Au programme

 

8h00 – 8h45 : Petit-déjeuner networking

8h45 – Accueil

8h50 – Allocution d’ouverture

Jacques FERNIQUE, sénateur du Bas-Rhin, Membre de la commission de l’aménagement du territoire du développement durable, président de la Conférence nationale sur les déchets ménagers 2026

9h00 Allocution ministre

Mathieu LEFEVRE, ministre délégué auprès de la ministre de la Transition écologique, de la Biodiversité et des Négociations internationales sur le climat et la nature, chargé de la Transition écologique

9h10 – Keynote introductive 1

Corentin DUPREY, président du Syctom

9h20 – Keynote introductive 2

Antoine BOUSSEAU, président de la FNADE

9h30 – Table ronde 1 : « Plastiques : quelles armes pour endiguer la prolifération ? »

35 ans après la mise en place du tri sélectif, en dépit de l’encouragement au recyclage et à l’action des éco-organismes, la France et l’Europe restent submergées par des millions de tonnes de plastiques dont une trop faible proportion sera réemployée ou recyclée pour produire de nouveaux produits.

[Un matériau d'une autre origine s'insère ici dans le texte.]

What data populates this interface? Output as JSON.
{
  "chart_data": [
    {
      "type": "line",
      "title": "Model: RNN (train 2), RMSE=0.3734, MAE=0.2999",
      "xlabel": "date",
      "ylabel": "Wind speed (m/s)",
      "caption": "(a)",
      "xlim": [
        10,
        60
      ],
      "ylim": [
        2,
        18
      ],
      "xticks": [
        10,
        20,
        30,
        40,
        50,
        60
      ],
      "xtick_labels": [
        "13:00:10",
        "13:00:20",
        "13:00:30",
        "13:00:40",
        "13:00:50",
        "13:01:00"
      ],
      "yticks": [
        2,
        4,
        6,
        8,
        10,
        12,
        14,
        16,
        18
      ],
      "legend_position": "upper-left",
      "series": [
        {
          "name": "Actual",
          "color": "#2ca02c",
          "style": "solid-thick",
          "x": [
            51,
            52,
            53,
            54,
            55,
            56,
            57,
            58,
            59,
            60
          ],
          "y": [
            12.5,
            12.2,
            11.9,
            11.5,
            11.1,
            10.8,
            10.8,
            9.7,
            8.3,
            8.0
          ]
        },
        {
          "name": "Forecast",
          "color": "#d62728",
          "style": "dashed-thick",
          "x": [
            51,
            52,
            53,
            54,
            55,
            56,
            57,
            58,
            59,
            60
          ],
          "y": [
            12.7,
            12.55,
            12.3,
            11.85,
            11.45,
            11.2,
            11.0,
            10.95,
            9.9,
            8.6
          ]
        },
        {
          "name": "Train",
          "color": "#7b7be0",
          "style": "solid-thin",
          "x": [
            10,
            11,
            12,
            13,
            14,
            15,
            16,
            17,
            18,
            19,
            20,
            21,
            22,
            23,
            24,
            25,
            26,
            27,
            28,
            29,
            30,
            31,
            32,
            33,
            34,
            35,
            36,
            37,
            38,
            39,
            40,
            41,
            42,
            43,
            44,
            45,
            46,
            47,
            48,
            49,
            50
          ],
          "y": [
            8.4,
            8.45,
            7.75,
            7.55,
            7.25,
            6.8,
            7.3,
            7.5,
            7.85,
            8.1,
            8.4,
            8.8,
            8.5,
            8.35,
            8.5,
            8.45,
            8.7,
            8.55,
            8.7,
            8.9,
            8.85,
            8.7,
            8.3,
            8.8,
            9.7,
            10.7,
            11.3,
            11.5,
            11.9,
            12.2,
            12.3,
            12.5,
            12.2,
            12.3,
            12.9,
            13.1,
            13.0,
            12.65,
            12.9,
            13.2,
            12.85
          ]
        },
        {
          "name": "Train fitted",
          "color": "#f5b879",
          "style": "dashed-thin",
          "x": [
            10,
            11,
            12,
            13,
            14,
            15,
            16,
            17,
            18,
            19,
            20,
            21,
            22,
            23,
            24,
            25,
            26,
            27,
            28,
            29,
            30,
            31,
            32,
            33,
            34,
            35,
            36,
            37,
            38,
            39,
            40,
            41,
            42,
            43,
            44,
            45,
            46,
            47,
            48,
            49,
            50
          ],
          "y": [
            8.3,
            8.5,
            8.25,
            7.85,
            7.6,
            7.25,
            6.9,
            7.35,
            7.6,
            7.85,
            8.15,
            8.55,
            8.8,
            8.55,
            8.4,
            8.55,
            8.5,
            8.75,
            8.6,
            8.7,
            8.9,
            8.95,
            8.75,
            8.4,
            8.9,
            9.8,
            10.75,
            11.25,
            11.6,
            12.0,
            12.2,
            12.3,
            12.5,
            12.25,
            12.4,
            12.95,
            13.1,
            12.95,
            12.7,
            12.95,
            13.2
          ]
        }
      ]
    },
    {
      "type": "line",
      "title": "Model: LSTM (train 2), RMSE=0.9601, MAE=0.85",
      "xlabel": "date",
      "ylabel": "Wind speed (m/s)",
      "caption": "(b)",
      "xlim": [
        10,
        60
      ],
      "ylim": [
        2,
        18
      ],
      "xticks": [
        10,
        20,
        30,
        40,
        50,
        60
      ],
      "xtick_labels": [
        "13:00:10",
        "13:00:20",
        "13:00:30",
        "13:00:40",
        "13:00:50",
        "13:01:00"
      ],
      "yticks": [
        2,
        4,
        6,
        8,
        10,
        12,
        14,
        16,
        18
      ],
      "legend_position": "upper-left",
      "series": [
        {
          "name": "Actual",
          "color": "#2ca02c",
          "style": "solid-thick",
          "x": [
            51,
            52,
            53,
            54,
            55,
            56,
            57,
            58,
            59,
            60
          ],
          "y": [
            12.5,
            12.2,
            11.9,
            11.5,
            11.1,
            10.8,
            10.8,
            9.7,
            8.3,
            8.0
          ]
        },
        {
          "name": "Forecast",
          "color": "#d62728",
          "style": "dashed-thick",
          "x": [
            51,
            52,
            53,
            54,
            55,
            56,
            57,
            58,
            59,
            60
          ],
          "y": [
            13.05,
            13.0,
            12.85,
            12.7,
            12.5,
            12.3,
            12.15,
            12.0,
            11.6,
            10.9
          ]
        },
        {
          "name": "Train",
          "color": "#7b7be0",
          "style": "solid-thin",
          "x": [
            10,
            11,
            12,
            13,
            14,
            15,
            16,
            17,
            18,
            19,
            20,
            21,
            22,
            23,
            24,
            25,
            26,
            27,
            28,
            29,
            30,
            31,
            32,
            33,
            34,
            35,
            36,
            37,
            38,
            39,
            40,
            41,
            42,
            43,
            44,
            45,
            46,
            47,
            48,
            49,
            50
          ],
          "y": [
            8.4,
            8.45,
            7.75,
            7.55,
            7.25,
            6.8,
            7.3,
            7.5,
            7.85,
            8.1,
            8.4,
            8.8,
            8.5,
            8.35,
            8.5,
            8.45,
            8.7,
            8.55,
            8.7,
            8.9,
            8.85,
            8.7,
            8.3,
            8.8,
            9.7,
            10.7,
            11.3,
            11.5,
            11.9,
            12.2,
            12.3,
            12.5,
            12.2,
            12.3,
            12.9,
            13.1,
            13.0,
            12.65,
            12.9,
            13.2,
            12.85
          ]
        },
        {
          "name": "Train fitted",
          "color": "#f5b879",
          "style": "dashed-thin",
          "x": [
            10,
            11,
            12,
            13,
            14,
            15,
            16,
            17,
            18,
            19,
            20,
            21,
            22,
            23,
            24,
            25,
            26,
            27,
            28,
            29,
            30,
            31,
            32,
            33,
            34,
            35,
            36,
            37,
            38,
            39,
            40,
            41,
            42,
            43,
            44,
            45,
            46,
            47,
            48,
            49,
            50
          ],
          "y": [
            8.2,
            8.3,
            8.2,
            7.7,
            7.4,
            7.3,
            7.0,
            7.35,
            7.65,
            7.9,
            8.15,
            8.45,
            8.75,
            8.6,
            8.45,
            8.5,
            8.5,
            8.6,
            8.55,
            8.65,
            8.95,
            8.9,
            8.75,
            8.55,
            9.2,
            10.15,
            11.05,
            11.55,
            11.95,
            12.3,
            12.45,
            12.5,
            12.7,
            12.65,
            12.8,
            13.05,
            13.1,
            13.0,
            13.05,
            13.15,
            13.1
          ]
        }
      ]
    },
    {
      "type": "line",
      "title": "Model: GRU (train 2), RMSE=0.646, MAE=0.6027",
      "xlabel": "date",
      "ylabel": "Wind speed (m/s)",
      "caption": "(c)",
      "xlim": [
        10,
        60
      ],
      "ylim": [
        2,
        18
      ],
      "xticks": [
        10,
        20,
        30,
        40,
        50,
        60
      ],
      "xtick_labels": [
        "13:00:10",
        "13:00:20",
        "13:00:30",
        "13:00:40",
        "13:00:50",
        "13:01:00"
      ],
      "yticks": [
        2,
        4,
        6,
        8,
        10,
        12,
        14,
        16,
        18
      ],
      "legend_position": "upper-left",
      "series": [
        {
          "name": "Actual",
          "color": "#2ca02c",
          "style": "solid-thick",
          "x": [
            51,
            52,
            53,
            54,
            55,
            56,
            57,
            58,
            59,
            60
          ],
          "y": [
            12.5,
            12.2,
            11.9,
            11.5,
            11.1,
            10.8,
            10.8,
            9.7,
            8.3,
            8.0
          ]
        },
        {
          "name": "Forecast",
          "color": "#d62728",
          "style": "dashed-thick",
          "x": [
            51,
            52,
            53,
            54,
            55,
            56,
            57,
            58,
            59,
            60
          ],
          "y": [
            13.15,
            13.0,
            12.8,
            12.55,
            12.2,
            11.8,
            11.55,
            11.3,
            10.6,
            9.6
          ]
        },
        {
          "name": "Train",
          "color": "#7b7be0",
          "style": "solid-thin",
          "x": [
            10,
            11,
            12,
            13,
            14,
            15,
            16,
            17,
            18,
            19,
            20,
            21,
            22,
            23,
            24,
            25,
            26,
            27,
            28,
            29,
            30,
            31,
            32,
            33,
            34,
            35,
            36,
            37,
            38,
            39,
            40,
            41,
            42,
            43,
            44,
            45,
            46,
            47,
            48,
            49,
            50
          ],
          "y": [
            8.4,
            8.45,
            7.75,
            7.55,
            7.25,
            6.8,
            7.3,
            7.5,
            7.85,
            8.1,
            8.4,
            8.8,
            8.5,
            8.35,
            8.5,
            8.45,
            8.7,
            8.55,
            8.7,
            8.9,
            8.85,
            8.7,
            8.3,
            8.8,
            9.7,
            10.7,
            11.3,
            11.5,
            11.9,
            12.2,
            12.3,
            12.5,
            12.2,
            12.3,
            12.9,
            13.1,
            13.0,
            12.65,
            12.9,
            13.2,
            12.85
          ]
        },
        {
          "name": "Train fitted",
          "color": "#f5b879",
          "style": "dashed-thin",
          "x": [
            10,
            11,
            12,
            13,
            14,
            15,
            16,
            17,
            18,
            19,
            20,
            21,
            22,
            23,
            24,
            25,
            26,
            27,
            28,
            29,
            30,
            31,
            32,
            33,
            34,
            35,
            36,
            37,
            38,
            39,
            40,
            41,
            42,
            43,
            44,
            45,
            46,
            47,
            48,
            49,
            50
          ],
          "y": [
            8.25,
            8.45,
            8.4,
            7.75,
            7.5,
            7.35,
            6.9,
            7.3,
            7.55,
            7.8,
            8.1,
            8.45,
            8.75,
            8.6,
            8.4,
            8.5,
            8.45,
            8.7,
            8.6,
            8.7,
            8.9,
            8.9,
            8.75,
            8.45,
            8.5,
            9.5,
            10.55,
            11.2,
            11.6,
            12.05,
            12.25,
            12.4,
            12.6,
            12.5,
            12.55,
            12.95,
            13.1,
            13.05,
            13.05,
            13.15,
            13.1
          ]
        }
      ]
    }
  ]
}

Face à cette situation et au danger, notamment en termes de santé publique, de l’inefficience du système actuel, la nécessité d’une nouvelle politique volontariste et ambitieuse s’impose. Parmi les pistes qui seront débattues dans cette table ronde :

  • Faut-il une régulation qui imposerait un contrôle ex-ante de la production de résines sur la base du principe « on ne produit plus un polymère que l’on ne sait pas traiter en fin de vie » et qui devra bien entendu être strictement appliquée au contrôle des importations ?
  • Définir une stratégie nationale ou européenne à court, moyen et long terme contre la pollution plastique ?
  • Quelles instances, quels acteurs pour organiser la lutte contre la prolifération plastique et sa mise en œuvre
  • Réglementer et contrôler les importations ?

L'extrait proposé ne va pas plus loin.